In this session, there was no video and the only people allowed to talk were the presenters and moderators, any questions had to be done through the chatroom. This I found strange and whilst I understand that not everyone would have a webcam, I thought the presenters would. It got even more strange when I figured that the moderators were controlling the presentation slides rather than the speaker.
The session started with Ian Briggs from Walsall College talking about how they use Sharepoint to market their library services. They still have their VLE pages for students to use too and quite a few people wondered whether
- this was confusing for the students
- if there was a need to use both, as delegates thought there would be a lot of duplication
It was explained that Sharepoint was used to specifically market certain things to students, whereas the VLE contained wider information.
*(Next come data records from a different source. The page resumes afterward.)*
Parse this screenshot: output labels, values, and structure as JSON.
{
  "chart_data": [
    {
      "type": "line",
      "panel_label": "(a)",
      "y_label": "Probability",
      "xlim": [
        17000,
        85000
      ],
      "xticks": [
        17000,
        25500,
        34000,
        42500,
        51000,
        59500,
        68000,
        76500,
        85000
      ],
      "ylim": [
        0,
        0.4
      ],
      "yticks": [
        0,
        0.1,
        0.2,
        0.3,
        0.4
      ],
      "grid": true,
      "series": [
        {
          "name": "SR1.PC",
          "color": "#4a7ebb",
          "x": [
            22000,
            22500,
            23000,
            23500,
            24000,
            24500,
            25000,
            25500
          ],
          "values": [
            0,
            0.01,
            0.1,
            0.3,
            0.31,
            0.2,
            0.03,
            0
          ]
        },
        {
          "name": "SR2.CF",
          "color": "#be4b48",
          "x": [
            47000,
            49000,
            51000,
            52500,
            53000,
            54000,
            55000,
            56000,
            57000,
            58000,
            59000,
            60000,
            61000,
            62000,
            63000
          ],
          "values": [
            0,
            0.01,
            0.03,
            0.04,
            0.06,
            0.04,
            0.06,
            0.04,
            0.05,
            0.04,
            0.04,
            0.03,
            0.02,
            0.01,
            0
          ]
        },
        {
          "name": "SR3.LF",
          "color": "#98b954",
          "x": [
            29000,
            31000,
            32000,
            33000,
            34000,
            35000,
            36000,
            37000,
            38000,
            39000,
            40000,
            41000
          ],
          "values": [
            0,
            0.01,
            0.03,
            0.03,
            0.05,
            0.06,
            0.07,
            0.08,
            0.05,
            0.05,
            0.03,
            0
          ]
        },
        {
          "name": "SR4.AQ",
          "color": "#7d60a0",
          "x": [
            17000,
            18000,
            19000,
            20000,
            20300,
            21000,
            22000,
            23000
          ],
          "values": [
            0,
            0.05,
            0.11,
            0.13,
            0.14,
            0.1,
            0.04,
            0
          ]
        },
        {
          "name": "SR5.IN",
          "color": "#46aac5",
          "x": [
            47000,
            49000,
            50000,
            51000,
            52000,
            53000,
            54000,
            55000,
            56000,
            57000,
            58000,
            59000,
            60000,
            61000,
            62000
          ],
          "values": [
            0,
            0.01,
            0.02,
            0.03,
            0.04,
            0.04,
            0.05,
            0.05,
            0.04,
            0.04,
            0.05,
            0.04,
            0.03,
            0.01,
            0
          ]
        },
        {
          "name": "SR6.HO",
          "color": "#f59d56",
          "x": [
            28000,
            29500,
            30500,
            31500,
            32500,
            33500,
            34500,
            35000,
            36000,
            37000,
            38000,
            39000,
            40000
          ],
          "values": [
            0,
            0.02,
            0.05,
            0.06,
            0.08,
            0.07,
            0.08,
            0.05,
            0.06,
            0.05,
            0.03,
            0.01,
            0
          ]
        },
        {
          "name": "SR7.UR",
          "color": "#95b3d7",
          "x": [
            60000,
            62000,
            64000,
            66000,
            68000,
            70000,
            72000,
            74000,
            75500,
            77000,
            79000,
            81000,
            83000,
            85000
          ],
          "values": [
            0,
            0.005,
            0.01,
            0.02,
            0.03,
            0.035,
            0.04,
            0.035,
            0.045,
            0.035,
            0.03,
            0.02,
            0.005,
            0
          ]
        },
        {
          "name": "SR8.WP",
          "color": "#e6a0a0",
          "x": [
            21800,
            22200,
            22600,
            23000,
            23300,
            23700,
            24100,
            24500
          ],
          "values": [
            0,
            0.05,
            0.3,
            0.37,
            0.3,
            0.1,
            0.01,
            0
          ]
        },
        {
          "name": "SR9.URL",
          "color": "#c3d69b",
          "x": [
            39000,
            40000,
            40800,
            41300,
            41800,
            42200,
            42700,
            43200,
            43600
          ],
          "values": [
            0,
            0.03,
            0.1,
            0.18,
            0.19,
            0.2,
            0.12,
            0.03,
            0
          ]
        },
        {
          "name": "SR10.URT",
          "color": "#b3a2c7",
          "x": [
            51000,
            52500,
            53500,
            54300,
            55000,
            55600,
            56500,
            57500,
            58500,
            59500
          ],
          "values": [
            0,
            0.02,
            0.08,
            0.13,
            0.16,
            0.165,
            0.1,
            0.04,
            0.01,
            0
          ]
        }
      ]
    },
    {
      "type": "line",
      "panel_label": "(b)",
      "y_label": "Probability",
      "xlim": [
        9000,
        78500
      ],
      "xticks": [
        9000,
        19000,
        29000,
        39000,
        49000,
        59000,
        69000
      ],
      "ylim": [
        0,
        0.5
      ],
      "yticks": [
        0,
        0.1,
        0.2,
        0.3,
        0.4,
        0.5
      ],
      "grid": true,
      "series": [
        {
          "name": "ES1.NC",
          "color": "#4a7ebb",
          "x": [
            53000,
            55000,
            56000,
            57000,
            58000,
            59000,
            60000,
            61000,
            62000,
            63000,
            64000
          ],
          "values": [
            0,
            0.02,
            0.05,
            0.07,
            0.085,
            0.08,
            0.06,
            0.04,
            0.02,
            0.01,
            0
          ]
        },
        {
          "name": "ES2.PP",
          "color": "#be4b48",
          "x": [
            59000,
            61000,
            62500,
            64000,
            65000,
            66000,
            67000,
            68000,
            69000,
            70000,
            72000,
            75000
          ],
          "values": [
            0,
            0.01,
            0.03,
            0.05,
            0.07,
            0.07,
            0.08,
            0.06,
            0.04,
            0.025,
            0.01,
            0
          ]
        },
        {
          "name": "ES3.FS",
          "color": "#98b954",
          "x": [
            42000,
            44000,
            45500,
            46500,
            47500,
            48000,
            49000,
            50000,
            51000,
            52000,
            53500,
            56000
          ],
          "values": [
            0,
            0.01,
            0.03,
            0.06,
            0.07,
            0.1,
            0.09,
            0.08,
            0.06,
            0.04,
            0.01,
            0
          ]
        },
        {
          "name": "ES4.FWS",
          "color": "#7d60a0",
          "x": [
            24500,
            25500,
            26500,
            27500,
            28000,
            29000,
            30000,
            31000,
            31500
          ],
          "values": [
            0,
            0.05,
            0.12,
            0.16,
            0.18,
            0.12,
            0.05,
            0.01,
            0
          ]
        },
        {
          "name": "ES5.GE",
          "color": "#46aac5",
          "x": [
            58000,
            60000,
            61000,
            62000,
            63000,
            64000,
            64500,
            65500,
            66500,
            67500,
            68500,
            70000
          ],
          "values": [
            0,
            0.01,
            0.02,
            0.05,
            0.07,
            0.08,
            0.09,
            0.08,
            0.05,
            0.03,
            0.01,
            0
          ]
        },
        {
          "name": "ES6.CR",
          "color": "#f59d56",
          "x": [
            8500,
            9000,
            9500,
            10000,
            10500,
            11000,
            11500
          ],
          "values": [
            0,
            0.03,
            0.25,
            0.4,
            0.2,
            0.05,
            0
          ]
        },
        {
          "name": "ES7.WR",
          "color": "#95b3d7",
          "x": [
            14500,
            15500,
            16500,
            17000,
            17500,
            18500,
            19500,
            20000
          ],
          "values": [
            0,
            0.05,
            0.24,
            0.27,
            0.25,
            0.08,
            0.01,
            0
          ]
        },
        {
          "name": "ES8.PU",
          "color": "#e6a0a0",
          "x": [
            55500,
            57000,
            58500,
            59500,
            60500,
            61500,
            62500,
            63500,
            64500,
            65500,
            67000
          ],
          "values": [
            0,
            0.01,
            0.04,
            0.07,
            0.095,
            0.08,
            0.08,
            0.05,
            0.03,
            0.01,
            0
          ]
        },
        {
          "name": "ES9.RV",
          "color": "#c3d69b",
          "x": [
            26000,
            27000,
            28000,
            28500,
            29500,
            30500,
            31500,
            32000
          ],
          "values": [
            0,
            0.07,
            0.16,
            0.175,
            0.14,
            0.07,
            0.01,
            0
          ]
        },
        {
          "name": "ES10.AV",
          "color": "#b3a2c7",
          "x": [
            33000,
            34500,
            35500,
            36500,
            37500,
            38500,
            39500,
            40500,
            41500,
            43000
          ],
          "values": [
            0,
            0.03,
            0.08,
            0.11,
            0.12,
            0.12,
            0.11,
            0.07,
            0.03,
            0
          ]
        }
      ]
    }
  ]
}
The second session Jane Parker gave an overview of New College Nottingham Learning Centre's Facebook project. Firstly students were asked what social media they would look at and Facebook came out top, which is why it was used. The most illuminating aspect of this project for me was that links are put onto Facebook about things that are subject specific, so if something has happened that students may want to read about (the death of Whitney Houston was used as an example), the Facebook page links to stories about that. I'd never thought about doing that, our Facebook page is used to say what is happening in the LRC but I think we could extend this to promote our electronic resources by linking to information of interest.
The next session was by Hazel Tickle at Wigan & Leigh College, talking about the use of Kindles and iPads. The Kindles are loaned for a week and students need to pay a refundable £5.00 deposit. Kindles are used to promote e-books with a wide variety being available. They can be voice activated and have a screen reader enhancement making them suitable for visually impaired students. I didn't know this and it is something that I will need to follow up in the quest to promote our Kindles more. The iPads can use the Kindle app and ebrary to help promote e-books but they also have educational apps on them. These are loaned out for 1.5 hours at a time to students.
Sadly at this point technical issues got in the way, the next presenter's sound was muffled making it difficult to hear and the final presenter's sound give up completely. It was therefore a rather mixed session. I found it very useful and have got some good ideas from it but it also shows that sometimes technology can be a hindrance rather than a help. There is a wiki page with information about the webinar.